El Bendito Señor dice:
Aunque sostienes discursos eruditos, te afliges sin razón. Ni por los vivos ni por los muertos llora el sabio.
Nunca hubo un tiempo en que no existiéramos, yo, tú y todos estos reyes; y nunca ninguno de nosotros dejó de ser.
En el momento de la muerte, el alma toma un nuevo cuerpo, con la misma naturalidad con la que pasó, en el anterior, de la infancia a la juventud, y luego a la vejez. Este cambio no perturba a quienes son conscientes de su naturaleza espiritual.
Las alegrías y las penas efímeras, como los veranos y los inviernos, van y vienen. Sólo se deben al encuentro de los sentidos con la materia, y hay que aprender a tolerarlos, sin dejarse afectar por ellos.
Quien no se ve afectado por las alegrías y las penas, quien permanece sereno y resuelto en todas las circunstancias, es digno de la liberación.
Los maestros de la verdad han llegado a la conclusión de que lo real es eterno y lo ilusorio es impermanente, y esto después de estudiar su naturaleza respectiva.

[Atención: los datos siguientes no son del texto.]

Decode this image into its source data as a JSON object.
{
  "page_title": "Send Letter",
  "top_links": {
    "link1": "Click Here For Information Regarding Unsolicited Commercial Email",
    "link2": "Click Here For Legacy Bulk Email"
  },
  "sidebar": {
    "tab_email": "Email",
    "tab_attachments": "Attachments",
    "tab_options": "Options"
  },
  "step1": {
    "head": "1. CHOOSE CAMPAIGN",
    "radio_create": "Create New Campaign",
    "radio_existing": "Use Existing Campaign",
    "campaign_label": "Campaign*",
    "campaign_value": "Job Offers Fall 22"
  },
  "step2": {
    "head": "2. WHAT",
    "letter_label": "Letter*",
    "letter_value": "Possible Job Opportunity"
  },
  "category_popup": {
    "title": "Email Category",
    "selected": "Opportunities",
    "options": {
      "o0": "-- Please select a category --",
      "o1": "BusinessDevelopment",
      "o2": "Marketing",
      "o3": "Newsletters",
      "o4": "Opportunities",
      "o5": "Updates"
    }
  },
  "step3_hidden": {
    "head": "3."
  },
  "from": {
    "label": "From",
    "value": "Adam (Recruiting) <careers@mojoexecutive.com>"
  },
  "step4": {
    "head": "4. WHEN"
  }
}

Sabed que lo que penetra en todo el cuerpo no puede ser destruido. Nadie puede destruir el alma imperecedera.
El alma es indestructible, eterna y sin medida; sólo los cuerpos materiales que toma prestados están sujetos a destrucción. Con este conocimiento, emprende la batalla.
Ignorante es quien cree que el alma puede matar o ser matada; el sabio sabe que ni mata ni muere.
El alma no conoce ni el nacimiento ni la muerte. Está viva y nunca dejará de estarlo. No nacida, inmortal, original, eterna, nunca ha tenido principio ni tendrá fin. No muere con el cuerpo.
¿Cómo puede matar o hacer matar quien sabe que el alma no ha nacido, es inmutable, eterna e indestructible?
En el momento de la muerte, el alma se reviste de un cuerpo nuevo, el antiguo ya no es necesario, como quien se viste con ropa nueva cuando la ha gastado.
Ningún arma puede partir el alma, ni el fuego quemarla; el agua no puede mojarla, ni el viento secarla.